Reconciliation: “To find a way in which two situations or beliefs that are opposed to each other can agree and exist together” (Cambridge dictionary).

Every 16 December we have an opportunity to reflect on ourselves, our community and our country as to how far we have come in moving forward on national reconciliation. When then- President Mandela inaugurated the Day of Reconciliation in 1994, he was intentional about changing it from its previous sentiment to a new celebration. As you may already know, 16 December was a public holiday that initially celebrated Dingane’s Day or the Day of the Vow. From 1961 the same day was chosen to initiate the Umkhonto we Sizwe movement, with the aim of defeating the Apartheid system at play in the country at the time. Both events prior to 1994 were celebrated by a smaller group of people within our country. Through President Mandela the day that was celebrated by a select few became an inclusive celebration for a country. In a way we could say that on Reconciliation Day we strive to remember what has separated our people for so many years, and then actively find ways to move closer towards one another.

It’s now 2020 – 26 years later. How far have we come? How far do we still have to go? What are the barriers that keep us from moving forward?

Let us stop and focus on the word barrier and what it stands for. A barrier can be something that stands in the way. Something we might create for ourselves. For example, if my fear of what others will think drives me to conform to a group, I may create a barrier for myself. If I lack the confidence to stand up for another person or to speak out when a situation is not fair, I create a barrier for myself. If I repeatedly become defensive about an issue but don’t take the time to explore it further, I create a barrier for myself.

Barriers can also be something created by others or a circumstance that has been put into my way and blocks my next step. These may include growing up in an environment that had certain misperceptions of other cultures, or born into a culture that caused strife on others. It may be a broken family or values pushed onto me in my early years.

How many of these barriers am I aware of? What is it that stops me from engaging with others that are ‘different’ to me – and let us not talk about the workplace, but who we engage with on our own accord. How diverse are my friendship circles? How freely do I step into conversations that may be difficult to hold, because of the emotions that may arise? Why is it that some of our fellow South Africans still to this day are made to feel inferior or still feel inferior to others and why do our young people still have similar challenges to those of their parents? We just have to switch on to a news channel and these barriers can heard.

We could continue making a list with examples… and maybe you would like to stop for a moment by reflecting on your own.
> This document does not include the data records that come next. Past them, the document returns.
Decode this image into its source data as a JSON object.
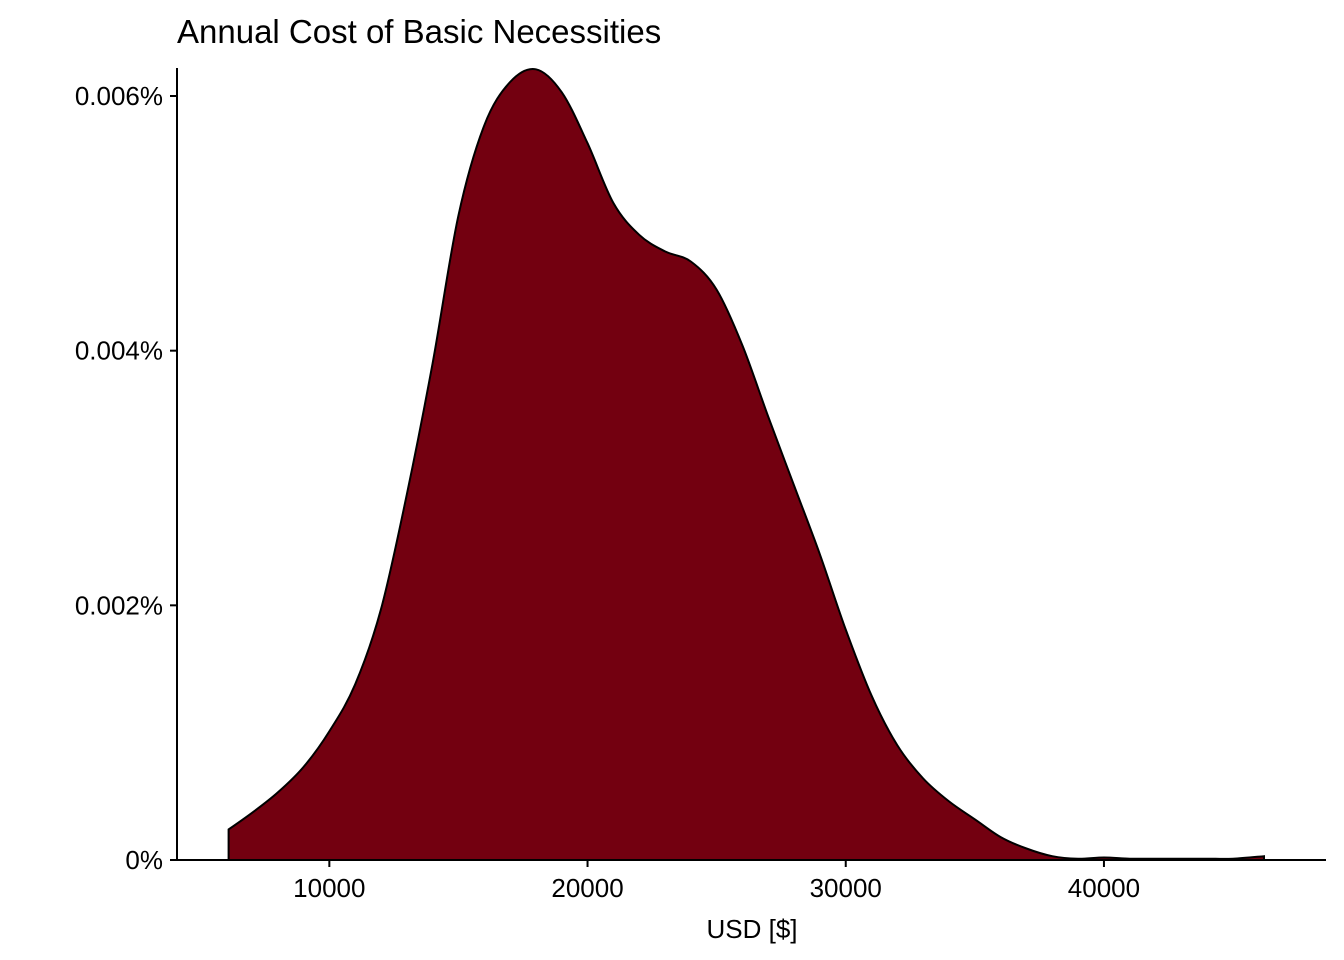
{
  "chart_data": {
    "type": "area",
    "title": "Annual Cost of Basic Necessities",
    "xlabel": "USD [$]",
    "ylabel": "",
    "x_ticks": [
      10000,
      20000,
      30000,
      40000
    ],
    "y_ticks": [
      0,
      2e-05,
      4e-05,
      6e-05
    ],
    "y_tick_labels": [
      "0%",
      "0.002%",
      "0.004%",
      "0.006%"
    ],
    "xlim": [
      4100,
      48600
    ],
    "ylim": [
      0,
      6.22e-05
    ],
    "grid": false,
    "legend": "none",
    "fill_color": "#730010",
    "stroke_color": "#000000",
    "series": [
      {
        "x": [
          6100,
          7000,
          8000,
          9000,
          10000,
          11000,
          12000,
          13000,
          14000,
          15000,
          16000,
          17000,
          18000,
          19000,
          20000,
          21000,
          22000,
          23000,
          24000,
          25000,
          26000,
          27000,
          28000,
          29000,
          30000,
          31000,
          32000,
          33000,
          34000,
          35000,
          36000,
          37000,
          38000,
          39000,
          40000,
          41000,
          42000,
          43000,
          44000,
          45000,
          46200
        ],
        "y": [
          2.4e-06,
          3.7e-06,
          5.3e-06,
          7.3e-06,
          1.01e-05,
          1.38e-05,
          1.97e-05,
          2.87e-05,
          3.9e-05,
          5.06e-05,
          5.77e-05,
          6.11e-05,
          6.21e-05,
          6.03e-05,
          5.63e-05,
          5.16e-05,
          4.91e-05,
          4.78e-05,
          4.7e-05,
          4.48e-05,
          4.04e-05,
          3.48e-05,
          2.94e-05,
          2.4e-05,
          1.81e-05,
          1.29e-05,
          9e-06,
          6.4e-06,
          4.6e-06,
          3.2e-06,
          1.8e-06,
          9e-07,
          3e-07,
          1e-07,
          2e-07,
          1e-07,
          1e-07,
          1e-07,
          1e-07,
          1e-07,
          3e-07
        ]
      }
    ]
  }
}
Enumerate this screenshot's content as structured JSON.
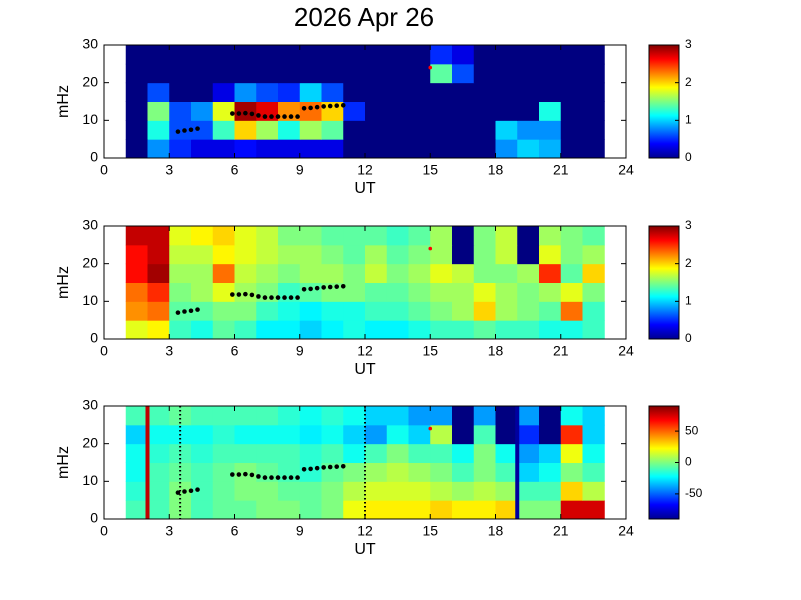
{
  "chart_data": [
    {
      "type": "heatmap",
      "title": "2026 Apr 26",
      "xlabel": "UT",
      "ylabel": "mHz",
      "xlim": [
        0,
        24
      ],
      "xticks": [
        0,
        3,
        6,
        9,
        12,
        15,
        18,
        21,
        24
      ],
      "ylim": [
        0,
        30
      ],
      "yticks": [
        0,
        10,
        20,
        30
      ],
      "x_bins": [
        1,
        2,
        3,
        4,
        5,
        6,
        7,
        8,
        9,
        10,
        11,
        12,
        13,
        14,
        15,
        16,
        17,
        18,
        19,
        20,
        21,
        22,
        23
      ],
      "y_bins": [
        0,
        5,
        10,
        15,
        20,
        25,
        30
      ],
      "colormap": "jet",
      "clim": [
        0,
        3
      ],
      "cticks": [
        0,
        1,
        2,
        3
      ],
      "z": [
        [
          0,
          0.8,
          0.5,
          0.3,
          0.3,
          0.4,
          0.3,
          0.3,
          0.3,
          0.3,
          0,
          0,
          0,
          0,
          0,
          0,
          0,
          0.8,
          1.0,
          0.9,
          0,
          0
        ],
        [
          0,
          1.2,
          0.6,
          0.6,
          1.3,
          2.0,
          1.6,
          1.2,
          1.6,
          1.4,
          0,
          0,
          0,
          0,
          0,
          0,
          0,
          1.0,
          0.8,
          0.8,
          0,
          0
        ],
        [
          0,
          1.5,
          0.6,
          0.8,
          1.8,
          2.9,
          2.7,
          2.2,
          2.3,
          2.0,
          0.5,
          0,
          0,
          0,
          0,
          0,
          0,
          0,
          0,
          1.2,
          0,
          0
        ],
        [
          0,
          0.6,
          0,
          0,
          0.3,
          0.8,
          0.6,
          0.5,
          1.0,
          0.6,
          0,
          0,
          0,
          0,
          0,
          0,
          0,
          0,
          0,
          0,
          0,
          0
        ],
        [
          0,
          0,
          0,
          0,
          0,
          0,
          0,
          0,
          0,
          0,
          0,
          0,
          0,
          0,
          1.4,
          0.6,
          0,
          0,
          0,
          0,
          0,
          0
        ],
        [
          0,
          0,
          0,
          0,
          0,
          0,
          0,
          0,
          0,
          0,
          0,
          0,
          0,
          0,
          0.5,
          0.3,
          0,
          0,
          0,
          0,
          0,
          0
        ]
      ],
      "trace": {
        "color": "#000000",
        "x": [
          3.4,
          3.7,
          4.0,
          4.3,
          5.9,
          6.2,
          6.5,
          6.8,
          7.1,
          7.4,
          7.7,
          8.0,
          8.3,
          8.6,
          8.9,
          9.2,
          9.5,
          9.8,
          10.1,
          10.4,
          10.7,
          11.0
        ],
        "y": [
          7,
          7.3,
          7.5,
          7.8,
          11.8,
          11.8,
          11.9,
          11.7,
          11.3,
          11.0,
          11.0,
          11.0,
          11.0,
          11.0,
          11.0,
          13.2,
          13.3,
          13.5,
          13.7,
          13.8,
          13.9,
          14.0
        ]
      },
      "marker": {
        "x": 15,
        "y": 24,
        "color": "#ff0000"
      }
    },
    {
      "type": "heatmap",
      "xlabel": "UT",
      "ylabel": "mHz",
      "xlim": [
        0,
        24
      ],
      "xticks": [
        0,
        3,
        6,
        9,
        12,
        15,
        18,
        21,
        24
      ],
      "ylim": [
        0,
        30
      ],
      "yticks": [
        0,
        10,
        20,
        30
      ],
      "x_bins": [
        1,
        2,
        3,
        4,
        5,
        6,
        7,
        8,
        9,
        10,
        11,
        12,
        13,
        14,
        15,
        16,
        17,
        18,
        19,
        20,
        21,
        22,
        23
      ],
      "y_bins": [
        0,
        5,
        10,
        15,
        20,
        25,
        30
      ],
      "colormap": "jet",
      "clim": [
        0,
        3
      ],
      "cticks": [
        0,
        1,
        2,
        3
      ],
      "z": [
        [
          1.8,
          1.9,
          1.3,
          1.2,
          1.4,
          1.3,
          1.1,
          1.1,
          1.0,
          1.1,
          1.2,
          1.1,
          1.1,
          1.2,
          1.3,
          1.3,
          1.4,
          1.3,
          1.3,
          1.2,
          1.2,
          1.3
        ],
        [
          2.2,
          2.3,
          1.4,
          1.4,
          1.5,
          1.5,
          1.3,
          1.2,
          1.1,
          1.2,
          1.2,
          1.3,
          1.3,
          1.4,
          1.5,
          1.6,
          2.0,
          1.6,
          1.5,
          1.4,
          2.3,
          1.3
        ],
        [
          2.3,
          2.5,
          1.5,
          1.6,
          1.8,
          1.6,
          1.5,
          1.3,
          1.4,
          1.5,
          1.5,
          1.4,
          1.4,
          1.5,
          1.6,
          1.6,
          1.8,
          1.6,
          1.5,
          1.6,
          1.8,
          1.5
        ],
        [
          2.6,
          2.9,
          1.6,
          1.6,
          2.3,
          1.7,
          1.6,
          1.5,
          1.6,
          1.6,
          1.5,
          1.7,
          1.5,
          1.6,
          1.8,
          1.7,
          1.5,
          1.5,
          1.6,
          2.5,
          1.4,
          2.0
        ],
        [
          2.6,
          2.8,
          1.7,
          1.7,
          1.9,
          1.8,
          1.7,
          1.6,
          1.6,
          1.5,
          1.4,
          1.6,
          1.4,
          1.5,
          1.6,
          0,
          1.5,
          1.7,
          0,
          1.8,
          1.5,
          1.6
        ],
        [
          2.8,
          2.8,
          1.8,
          1.9,
          2.0,
          1.8,
          1.7,
          1.5,
          1.5,
          1.4,
          1.4,
          1.4,
          1.3,
          1.4,
          1.6,
          0,
          1.5,
          1.7,
          0,
          1.6,
          1.5,
          1.4
        ]
      ],
      "trace": {
        "color": "#000000",
        "x": [
          3.4,
          3.7,
          4.0,
          4.3,
          5.9,
          6.2,
          6.5,
          6.8,
          7.1,
          7.4,
          7.7,
          8.0,
          8.3,
          8.6,
          8.9,
          9.2,
          9.5,
          9.8,
          10.1,
          10.4,
          10.7,
          11.0
        ],
        "y": [
          7,
          7.3,
          7.5,
          7.8,
          11.8,
          11.8,
          11.9,
          11.7,
          11.3,
          11.0,
          11.0,
          11.0,
          11.0,
          11.0,
          11.0,
          13.2,
          13.3,
          13.5,
          13.7,
          13.8,
          13.9,
          14.0
        ]
      },
      "marker": {
        "x": 15,
        "y": 24,
        "color": "#ff0000"
      }
    },
    {
      "type": "heatmap",
      "xlabel": "UT",
      "ylabel": "mHz",
      "xlim": [
        0,
        24
      ],
      "xticks": [
        0,
        3,
        6,
        9,
        12,
        15,
        18,
        21,
        24
      ],
      "ylim": [
        0,
        30
      ],
      "yticks": [
        0,
        10,
        20,
        30
      ],
      "x_bins": [
        1,
        2,
        3,
        4,
        5,
        6,
        7,
        8,
        9,
        10,
        11,
        12,
        13,
        14,
        15,
        16,
        17,
        18,
        19,
        20,
        21,
        22,
        23
      ],
      "y_bins": [
        0,
        5,
        10,
        15,
        20,
        25,
        30
      ],
      "colormap": "jet",
      "clim": [
        -90,
        90
      ],
      "cticks": [
        -50,
        0,
        50
      ],
      "z": [
        [
          -10,
          -10,
          0,
          -10,
          -5,
          -5,
          0,
          0,
          -5,
          0,
          20,
          25,
          25,
          25,
          30,
          25,
          25,
          30,
          0,
          0,
          75,
          75
        ],
        [
          -15,
          -10,
          0,
          -10,
          -5,
          0,
          0,
          -5,
          -5,
          0,
          10,
          15,
          15,
          15,
          10,
          5,
          10,
          5,
          -10,
          -10,
          30,
          10
        ],
        [
          -20,
          -10,
          -5,
          -10,
          -5,
          0,
          -5,
          -10,
          -15,
          -5,
          0,
          5,
          10,
          5,
          0,
          -10,
          0,
          -10,
          -30,
          -20,
          0,
          -10
        ],
        [
          -20,
          -15,
          -10,
          -15,
          -10,
          -10,
          -10,
          -10,
          -15,
          -10,
          -20,
          -10,
          0,
          -10,
          -10,
          -20,
          0,
          -20,
          -40,
          -30,
          20,
          -20
        ],
        [
          -30,
          -20,
          -20,
          -20,
          -15,
          -20,
          -20,
          -20,
          -25,
          -20,
          -30,
          -40,
          -20,
          -30,
          10,
          -90,
          -10,
          -90,
          -60,
          -90,
          60,
          -30
        ],
        [
          -10,
          -10,
          -5,
          -10,
          -10,
          -10,
          -10,
          -15,
          -20,
          -15,
          -20,
          -30,
          -30,
          -40,
          -40,
          -90,
          -40,
          -90,
          -40,
          -90,
          -20,
          -30
        ]
      ],
      "trace": {
        "color": "#000000",
        "x": [
          3.4,
          3.7,
          4.0,
          4.3,
          5.9,
          6.2,
          6.5,
          6.8,
          7.1,
          7.4,
          7.7,
          8.0,
          8.3,
          8.6,
          8.9,
          9.2,
          9.5,
          9.8,
          10.1,
          10.4,
          10.7,
          11.0
        ],
        "y": [
          7,
          7.3,
          7.5,
          7.8,
          11.8,
          11.8,
          11.9,
          11.7,
          11.3,
          11.0,
          11.0,
          11.0,
          11.0,
          11.0,
          11.0,
          13.2,
          13.3,
          13.5,
          13.7,
          13.8,
          13.9,
          14.0
        ]
      },
      "marker": {
        "x": 15,
        "y": 24,
        "color": "#ff0000"
      },
      "vlines": [
        {
          "x": 2,
          "color": "#c00000",
          "dashed": false
        },
        {
          "x": 3.5,
          "color": "#000000",
          "dashed": true
        },
        {
          "x": 12,
          "color": "#000000",
          "dashed": true
        },
        {
          "x": 19,
          "color": "#00009f",
          "dashed": false
        }
      ]
    }
  ]
}
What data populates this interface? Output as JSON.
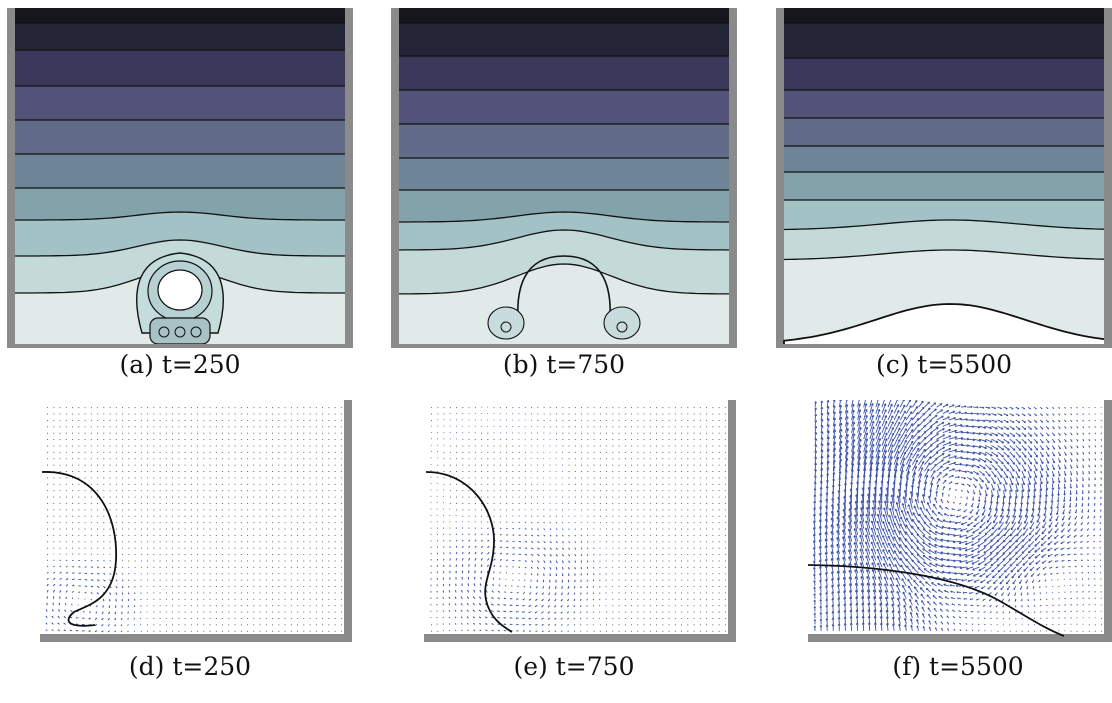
{
  "figure": {
    "panels": [
      {
        "id": "a",
        "label": "(a)",
        "time": "t=250",
        "plot": "contour"
      },
      {
        "id": "b",
        "label": "(b)",
        "time": "t=750",
        "plot": "contour"
      },
      {
        "id": "c",
        "label": "(c)",
        "time": "t=5500",
        "plot": "contour"
      },
      {
        "id": "d",
        "label": "(d)",
        "time": "t=250",
        "plot": "velocity-field"
      },
      {
        "id": "e",
        "label": "(e)",
        "time": "t=750",
        "plot": "velocity-field"
      },
      {
        "id": "f",
        "label": "(f)",
        "time": "t=5500",
        "plot": "velocity-field"
      }
    ],
    "colors": {
      "frame": "#8a8a8a",
      "vector": "#3d52a8",
      "contour_line": "#111111",
      "band_dark": "#16161c",
      "band_light": "#dde9e7"
    }
  }
}
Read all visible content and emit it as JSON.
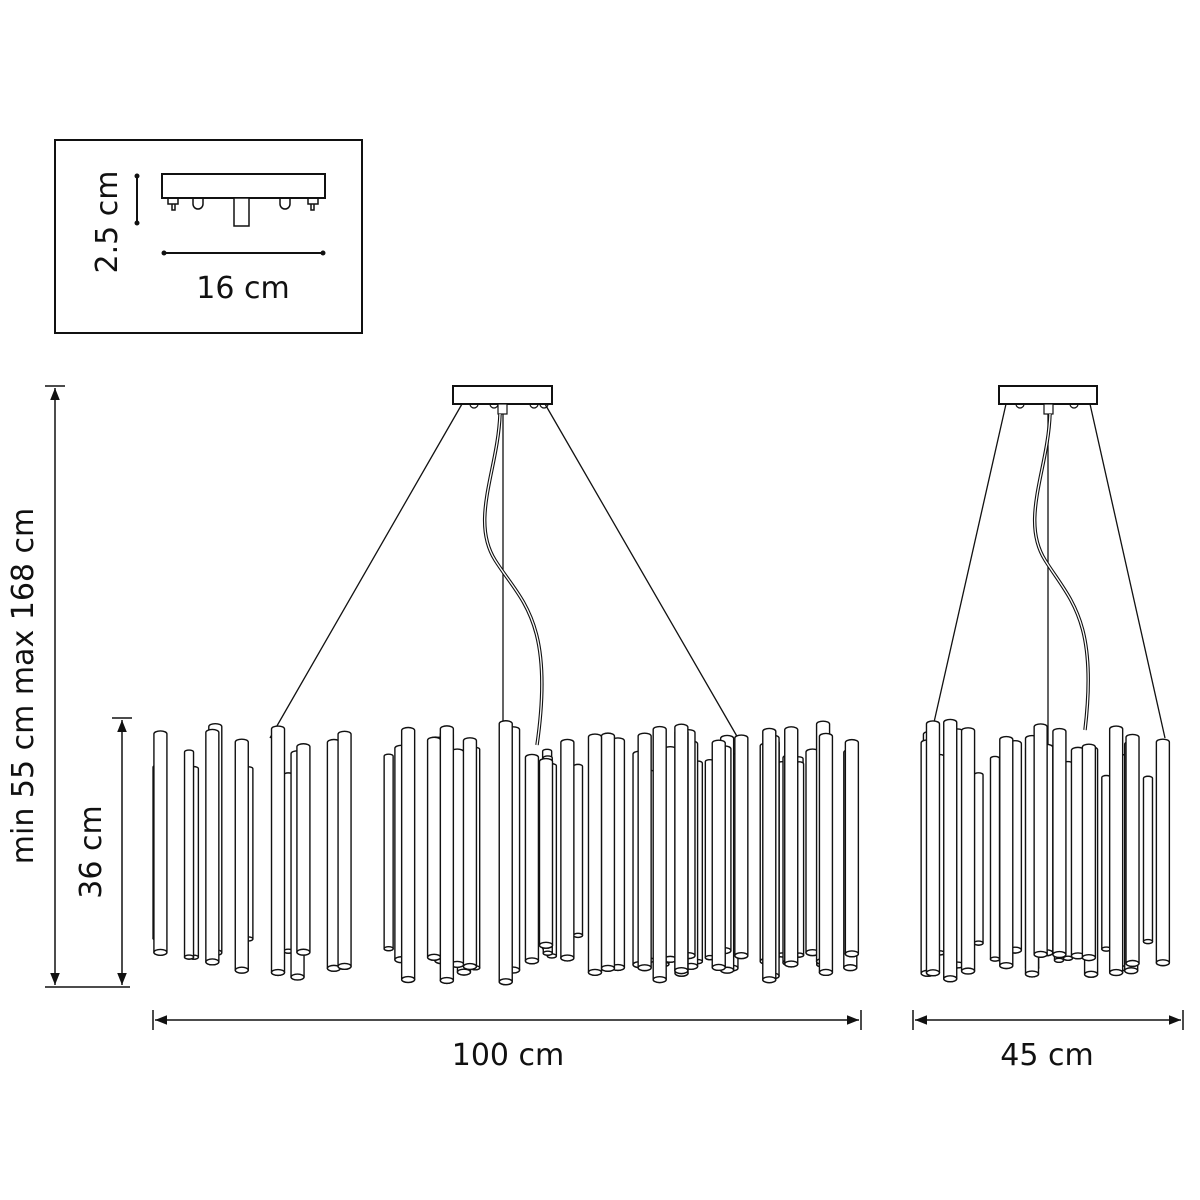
{
  "inset": {
    "height_label": "2.5 cm",
    "width_label": "16 cm"
  },
  "dimensions": {
    "total_height_label": "min 55 cm max 168 cm",
    "body_height_label": "36 cm",
    "front_width_label": "100 cm",
    "side_width_label": "45 cm"
  },
  "colors": {
    "line": "#111111",
    "background": "#ffffff"
  }
}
Regardless of what our barriers are, we can choose how we respond to them. We have a choice to have our emotions rule us or rule over them. Our life may have been impacted by our past, by our parents or culture, but we have a choice as to whether we want to continue on that road or change direction. Usually, the choice to change ourselves or be a change in our environment requires more work than leaving it as is…

What would happen, if more of us were to actively break down those barriers as they come up before us? What would happen if we would spend a little more time in the shoes of another and listen to their story; if we took time to learn a new language (as our President Ramaphosa suggested earlier this week) or if we stepped in and spoke out when we see inequality in the workplace, in our schools or in our community? What would happen if we reacted less to an opinion that touches a nerve and rather let it sink in, and then engage with that person from whom it comes a little more? What if we spoke out about our past perceptions, misperceptions and actively seek forgiveness? What if we would actively stop giving our opinions and actively listen to that of another?


It takes courage, honesty and humility to reconcile!


And so, as we get back to the definition: reconciliation means acknowledging that opposing beliefs or situations exist. The action is to find a way towards an agreement, and possibly even success. So, should Reconciliation Day not remind us that we live in a society where opposing beliefs, opposing situations exist? And should this day not challenge us to find ways to bring these oppositions closer together, to exist together?

To make it really practical, here are a few ways to tackle the barrier (s) and reconcile:

  1. Realize that there is an issue – realization implies an acute awareness that there is a problem or a grievance, and naming them.
  2. Identify with the other – identifying with another does not mean I have to become like them. It means that I listen, actively, to hear the story of the other, it means learning to understand, to put myself in the shoes of the other. It is this, that makes telling stories (something we as South Africans do well) valuable. Interestingly, the more we share our stories, the more we may see where we are similar…
  3.  Prepare to do something – finding a way means doing something, getting your hands dirty so to say. It means engaging with the idea that you have a choice, a responsibility to do something to bring about reconciliation. Just remember: a good idea always has a plan!
  4. Get stuck in – it is doing that brings about change, not good intentions or good thoughts, or dare we say great words. So, unless I take action, nothing changes!


Reconciliation doesn’t come cheap! It is hard work, and costly. It takes energy, a huge dose of humility and possibly even sacrifice. May today offer you some time of deep reflection, realizations and conversations that lead to acts of reconciliation.